光の玉はテルルに、魔法の玉はタンタルに、まどうしの杖はセレンに、
テルルの盾をドラゴンシールドに変更と」
明日の襲撃に備えて、ラダドームの宿屋で最終確認をしていた。


ステータスを成長させる種については、次のとおり分配している。

力の種は全て武闘家のタンタルに渡して、タンタルの力はほぼ上限に近い状態である。
物理攻撃を与えるのはタンタルが中心となる。

素早さの種は、俺とセレンが使用した。
テルルの素早さは上限に達しており、最大HPの低い俺とセレンの防御力を高める事を目的にしている。
種の力のおかげで、俺の素早さも上限に達している。

スタミナの種は、俺が既に食べている。
スタミナの種で上昇する体力は、最大HPの上昇に関係するのだが、レベルアップして初めてHP上昇の恩恵を受けることができるため、訓練の途中で全て食べた。

そして、最大HPを上昇させる命の木の実は先ほど俺が食べ終わった。
「それでも、セレンよりも低いのだけど」
ステータスシートを眺めながら俺はぼやいてしまった。
「文句言わないの」
テルルは不満そうにいった。

まあ、テルルの不満ももっともである。
今回の種の分配で、テルルは一つも食べて無いのだ。
「ラックの種ならあるけど」
俺は、袋から別の種を取り出す。
「いりません」
テルルはすねてしまった。


次に所持品の確認だ。
ゾーマが身に纏う闇の衣を引きはがすのに必要な光の玉は、最大HPと素早さの高いテルルが持つ事になった。

そして、量産した魔法の玉はタンタルが持つことになった。
ゾーマ戦には、直接使用しないが、事前の準備に必要と考えている。
そして、まどうしの杖をセレンに渡した。
今回、魔法の玉を爆発させる役目をセレンにしてもらった。
セレンはまどうしの杖は装備できないが、アイテムとして使用することで、メラを使うことが出来るようになった。

そして、装備の変更である。
テルルが使用可能な盾でもっとも防御力が高いのは、みかがみの盾である。

しかし、大魔王ゾーマの攻撃で最も恐ろしいのは吹雪攻撃であり、その威力を軽減するためみかがみの盾より少し防御力は落ちるが、吹雪攻撃に耐性のあるドラゴンシールドを用意した。

「タンタルも装備できたらいいのだが」
武闘家のタンタルは、対吹雪性能を持つ防具を身につけることが出来ない。
俺とセレンは、ドラゴンローブを身に纏っており、高い防御力だけでなく、吹雪攻撃の耐性も兼ね備えている。
「根性で耐えますよ」
タンタルは笑って答えた。

タンタルのHPは400に近いので、集中しなければ問題ないはずだ。
とはいえ、ゾーマとの戦闘時には、僧侶セレンに冷熱防御呪文「フバーハ」を唱えてもらうつもりだ。


「そして今回のとっておきは、これ」
俺は、青い正8面体の石を取り出した。
青い石は神秘的な光をはなっている。
「これは、なんですか?」
「俺とソフィアが共同開発した、賢者の石の・・・」
「賢者の石!」
話の途中で、テルルが思わず声を上げる。
賢者の石とは、戦闘中に使用すると、全体回復魔法「ベホマラー」の効果を持つ石のことである。
製法については現在残されておらず、とてつもない貴重な品であった。

「話は終わっていない。
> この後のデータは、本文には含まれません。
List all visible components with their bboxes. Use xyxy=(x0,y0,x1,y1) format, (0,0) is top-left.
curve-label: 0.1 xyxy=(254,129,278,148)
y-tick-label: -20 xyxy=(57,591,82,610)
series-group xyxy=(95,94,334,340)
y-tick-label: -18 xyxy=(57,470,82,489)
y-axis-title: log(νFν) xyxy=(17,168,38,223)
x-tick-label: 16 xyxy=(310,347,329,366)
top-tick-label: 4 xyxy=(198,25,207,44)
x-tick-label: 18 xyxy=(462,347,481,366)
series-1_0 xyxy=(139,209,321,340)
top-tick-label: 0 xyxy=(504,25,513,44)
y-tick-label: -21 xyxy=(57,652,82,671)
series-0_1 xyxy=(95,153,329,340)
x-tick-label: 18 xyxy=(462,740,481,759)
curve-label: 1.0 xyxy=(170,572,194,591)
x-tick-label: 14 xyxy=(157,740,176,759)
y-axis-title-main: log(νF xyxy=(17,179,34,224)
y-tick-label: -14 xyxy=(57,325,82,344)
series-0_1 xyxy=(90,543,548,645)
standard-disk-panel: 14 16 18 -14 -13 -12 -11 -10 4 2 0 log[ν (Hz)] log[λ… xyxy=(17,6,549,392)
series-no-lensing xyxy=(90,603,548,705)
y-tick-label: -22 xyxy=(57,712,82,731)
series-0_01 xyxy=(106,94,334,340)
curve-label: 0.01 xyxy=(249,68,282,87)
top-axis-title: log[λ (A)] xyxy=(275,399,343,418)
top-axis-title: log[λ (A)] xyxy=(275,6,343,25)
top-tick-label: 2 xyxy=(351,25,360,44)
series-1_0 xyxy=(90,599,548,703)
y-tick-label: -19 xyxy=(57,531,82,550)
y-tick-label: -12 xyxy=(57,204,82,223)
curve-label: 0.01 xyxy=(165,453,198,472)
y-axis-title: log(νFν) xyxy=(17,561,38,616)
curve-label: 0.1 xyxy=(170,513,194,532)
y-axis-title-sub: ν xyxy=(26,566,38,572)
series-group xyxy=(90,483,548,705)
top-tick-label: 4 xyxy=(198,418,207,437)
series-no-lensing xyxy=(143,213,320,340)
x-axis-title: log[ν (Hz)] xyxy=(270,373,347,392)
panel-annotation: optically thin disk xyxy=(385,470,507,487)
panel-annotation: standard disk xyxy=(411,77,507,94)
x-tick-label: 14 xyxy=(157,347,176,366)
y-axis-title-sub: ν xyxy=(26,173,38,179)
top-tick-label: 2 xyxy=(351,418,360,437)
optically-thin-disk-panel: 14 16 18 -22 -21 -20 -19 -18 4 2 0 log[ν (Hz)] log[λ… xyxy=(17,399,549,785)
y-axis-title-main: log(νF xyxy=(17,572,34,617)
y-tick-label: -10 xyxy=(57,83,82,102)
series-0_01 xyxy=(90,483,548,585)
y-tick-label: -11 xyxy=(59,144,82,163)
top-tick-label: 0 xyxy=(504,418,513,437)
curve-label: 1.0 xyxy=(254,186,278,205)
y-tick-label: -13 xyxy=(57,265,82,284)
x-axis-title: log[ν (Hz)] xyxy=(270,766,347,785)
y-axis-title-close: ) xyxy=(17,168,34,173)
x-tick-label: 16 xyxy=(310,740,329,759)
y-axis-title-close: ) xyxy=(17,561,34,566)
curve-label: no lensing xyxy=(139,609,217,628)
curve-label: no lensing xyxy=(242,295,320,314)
これは「賢者の石のようなもの」だ」
「賢者の石のようなもの?」
セレンが首をかしげる。
「残念ながら、この「賢者の石のようなもの」は、完成品ではない」
俺は、残念そうに話す。

賢者の石の効果を再現するために、道具として使うと回復呪文「ベホイミ」の効果がある賢者の杖を解析し、改良を重ねた。
「その結果、この石を作ることができ、ベホマラーも使用出来るようになったのだが、」
「なったのだが?」
タンタルが言葉を重ねる。

「使用回数に制限がある」
「どのくらいですか?」
セレンがたずねる。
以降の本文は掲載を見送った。